Le portail Autriche de VisaHQ (https://www.visahq.com/austria/) peut aider les entreprises à anticiper ces exigences réglementaires changeantes. Ses outils permettent aux équipes mobilité de vérifier les jours passés dans l’espace Schengen, d’organiser les visas roumains ou bulgares encore nécessaires, et de générer en quelques minutes lettres d’invitation ou demandes de collecte par coursier — offrant ainsi un filet de sécurité aux voyageurs confrontés à l’évolution des règles frontalières.
D’autre part, le ministère a confirmé que l’Autriche est prête pour la mise en service du Système d’Entrée/Sortie (EES) de l’UE en octobre 2026 et qu’elle sanctionnera activement les transporteurs dont les données ne seront pas complètes. Les employeurs déplaçant du personnel de pays tiers doivent donc vérifier scrupuleusement que les historiques de voyage sont en ordre et que les calculs des jours passés dans Schengen sont parfaitement documentés.
Les propos de Karner laissent aussi entendre que Vienne pourrait à nouveau bloquer la demande d’adhésion terrestre de la Roumanie et de la Bulgarie lors de la prochaine révision du dossier par le Conseil cet automne, si le nombre d’arrivées venait à augmenter. Un nouveau veto prolongerait les files d’attente de camions à la frontière hongro-roumaine et maintiendrait les formalités liées au détachement des travailleurs pour les missions transitant par la Roumanie par la route. Les équipes mobilité planifiant des déplacements intra-UE via l’Europe du Sud-Est doivent donc envisager des itinéraires alternatifs ou intégrer des marges supplémentaires dans leurs plannings.
Si la visite a suscité peu d’écho médiatique en Autriche, les autorités roumaines ont salué une « excellente coopération », annonçant que les déploiements policiers bilatéraux — testés pour la première fois à la frontière bulgare en 2023 — seront étendus aux terminaux ferry de Constanța cet été. Cela pourrait accélérer les formalités douanières pour les cargaisons de projets autrichiens expédiées via le canal Danube–mer Noire, offrant un avantage inattendu pour les déménagements logistiques lourds.
Les opérations conjointes, cofinancées par la Commission européenne, ont inclus l’installation de nouvelles technologies de surveillance à la frontière terrestre bulgaro-turque, un renfort des effectifs Frontex et des patrouilles trilatérales impliquant l’Autriche, la Hongrie et la Roumanie. Ces mesures ont réduit d’environ 60 % les passages illégaux détectés à la frontière sud de la Bulgarie et fait chuter les interceptions dans le Burgenland autrichien, passant de 3 500 en octobre 2022 à seulement 20 lors de la semaine du 11 au 17 mai 2026.

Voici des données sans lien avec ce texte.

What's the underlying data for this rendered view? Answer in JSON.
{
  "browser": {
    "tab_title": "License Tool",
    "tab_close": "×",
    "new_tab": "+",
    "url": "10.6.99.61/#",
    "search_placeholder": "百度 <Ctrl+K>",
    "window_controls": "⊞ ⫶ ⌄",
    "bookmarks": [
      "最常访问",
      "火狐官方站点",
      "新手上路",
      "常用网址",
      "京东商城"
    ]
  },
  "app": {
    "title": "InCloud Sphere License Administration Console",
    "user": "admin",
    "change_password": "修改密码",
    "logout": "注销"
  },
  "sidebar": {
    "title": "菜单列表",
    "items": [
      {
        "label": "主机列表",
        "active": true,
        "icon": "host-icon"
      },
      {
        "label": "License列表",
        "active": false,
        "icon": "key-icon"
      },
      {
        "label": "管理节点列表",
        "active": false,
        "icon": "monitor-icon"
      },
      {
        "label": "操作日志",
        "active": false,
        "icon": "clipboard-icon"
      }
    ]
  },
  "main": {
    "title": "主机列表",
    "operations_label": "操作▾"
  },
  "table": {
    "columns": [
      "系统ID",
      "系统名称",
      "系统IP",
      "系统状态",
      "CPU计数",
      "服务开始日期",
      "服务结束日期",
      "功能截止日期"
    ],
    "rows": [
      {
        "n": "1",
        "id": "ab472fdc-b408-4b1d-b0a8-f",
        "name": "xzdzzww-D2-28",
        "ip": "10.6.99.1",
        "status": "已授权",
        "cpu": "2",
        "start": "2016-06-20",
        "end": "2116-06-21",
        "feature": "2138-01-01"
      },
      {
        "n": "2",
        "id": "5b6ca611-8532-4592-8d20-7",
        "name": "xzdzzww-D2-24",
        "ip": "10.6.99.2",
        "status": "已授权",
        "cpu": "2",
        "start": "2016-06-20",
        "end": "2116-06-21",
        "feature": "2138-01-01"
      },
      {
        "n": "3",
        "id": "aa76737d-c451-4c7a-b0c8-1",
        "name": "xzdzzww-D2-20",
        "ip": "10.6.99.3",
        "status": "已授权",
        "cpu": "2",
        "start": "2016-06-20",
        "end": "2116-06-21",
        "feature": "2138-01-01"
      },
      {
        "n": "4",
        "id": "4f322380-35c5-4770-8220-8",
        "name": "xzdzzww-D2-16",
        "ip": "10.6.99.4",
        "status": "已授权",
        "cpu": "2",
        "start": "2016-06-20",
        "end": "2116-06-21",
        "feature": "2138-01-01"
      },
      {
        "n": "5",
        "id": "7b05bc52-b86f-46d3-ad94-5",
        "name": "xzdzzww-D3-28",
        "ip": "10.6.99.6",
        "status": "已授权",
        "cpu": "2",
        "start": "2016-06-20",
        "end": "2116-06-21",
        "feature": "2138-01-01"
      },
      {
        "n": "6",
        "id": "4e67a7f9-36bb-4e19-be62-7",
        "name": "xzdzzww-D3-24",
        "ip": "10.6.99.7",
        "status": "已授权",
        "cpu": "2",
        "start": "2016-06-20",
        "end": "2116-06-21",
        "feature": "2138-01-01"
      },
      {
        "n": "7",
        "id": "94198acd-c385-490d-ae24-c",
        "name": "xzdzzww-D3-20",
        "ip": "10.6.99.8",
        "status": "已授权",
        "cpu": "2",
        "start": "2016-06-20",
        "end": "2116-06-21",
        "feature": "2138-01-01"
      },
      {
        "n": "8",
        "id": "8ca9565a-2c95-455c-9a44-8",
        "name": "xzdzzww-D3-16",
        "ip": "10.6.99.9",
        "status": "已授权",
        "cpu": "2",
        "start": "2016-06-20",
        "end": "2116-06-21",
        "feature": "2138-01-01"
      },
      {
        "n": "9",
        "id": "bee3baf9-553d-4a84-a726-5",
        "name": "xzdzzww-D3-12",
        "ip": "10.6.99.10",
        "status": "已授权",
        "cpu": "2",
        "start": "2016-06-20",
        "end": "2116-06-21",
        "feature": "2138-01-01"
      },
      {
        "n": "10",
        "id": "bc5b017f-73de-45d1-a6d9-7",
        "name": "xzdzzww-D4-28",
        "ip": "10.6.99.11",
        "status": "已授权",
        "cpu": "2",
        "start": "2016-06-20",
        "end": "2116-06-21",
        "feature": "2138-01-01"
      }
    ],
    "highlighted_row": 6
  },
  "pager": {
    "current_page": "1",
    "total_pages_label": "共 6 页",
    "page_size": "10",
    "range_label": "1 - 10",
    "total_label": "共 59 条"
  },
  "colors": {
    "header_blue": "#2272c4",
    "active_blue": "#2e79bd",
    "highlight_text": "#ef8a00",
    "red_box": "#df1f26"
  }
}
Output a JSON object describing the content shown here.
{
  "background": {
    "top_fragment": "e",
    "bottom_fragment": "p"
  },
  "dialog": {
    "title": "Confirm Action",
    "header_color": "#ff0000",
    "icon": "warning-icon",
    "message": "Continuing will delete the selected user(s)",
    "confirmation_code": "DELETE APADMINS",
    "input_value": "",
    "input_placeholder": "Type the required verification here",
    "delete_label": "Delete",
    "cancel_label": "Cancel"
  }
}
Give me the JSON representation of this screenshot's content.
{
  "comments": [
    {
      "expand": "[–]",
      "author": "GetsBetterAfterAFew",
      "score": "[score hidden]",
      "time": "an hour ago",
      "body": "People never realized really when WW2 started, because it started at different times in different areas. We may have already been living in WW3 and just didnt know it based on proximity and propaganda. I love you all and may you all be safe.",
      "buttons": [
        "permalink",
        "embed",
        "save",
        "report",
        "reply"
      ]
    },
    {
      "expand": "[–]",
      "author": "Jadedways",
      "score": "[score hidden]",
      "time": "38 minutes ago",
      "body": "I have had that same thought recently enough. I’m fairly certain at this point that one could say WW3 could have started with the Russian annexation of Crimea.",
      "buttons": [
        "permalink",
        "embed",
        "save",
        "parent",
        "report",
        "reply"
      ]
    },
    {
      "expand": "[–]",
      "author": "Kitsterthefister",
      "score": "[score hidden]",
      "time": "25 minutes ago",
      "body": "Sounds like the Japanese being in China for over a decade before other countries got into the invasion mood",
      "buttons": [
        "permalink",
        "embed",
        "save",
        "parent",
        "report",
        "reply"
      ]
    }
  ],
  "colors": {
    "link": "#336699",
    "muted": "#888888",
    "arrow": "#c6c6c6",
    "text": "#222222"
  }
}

Pour les responsables de la mobilité en entreprise, le message est double. D’une part, Vienne entend maintenir les contrôles discrétionnaires aux frontières terrestres avec la Slovaquie, la Hongrie et la Slovénie « aussi longtemps que nécessaire », ce qui signifie que les contrôles ponctuels et les scans de passeports pour les passagers en autocar et en train se poursuivront pendant la haute saison des missions estivales.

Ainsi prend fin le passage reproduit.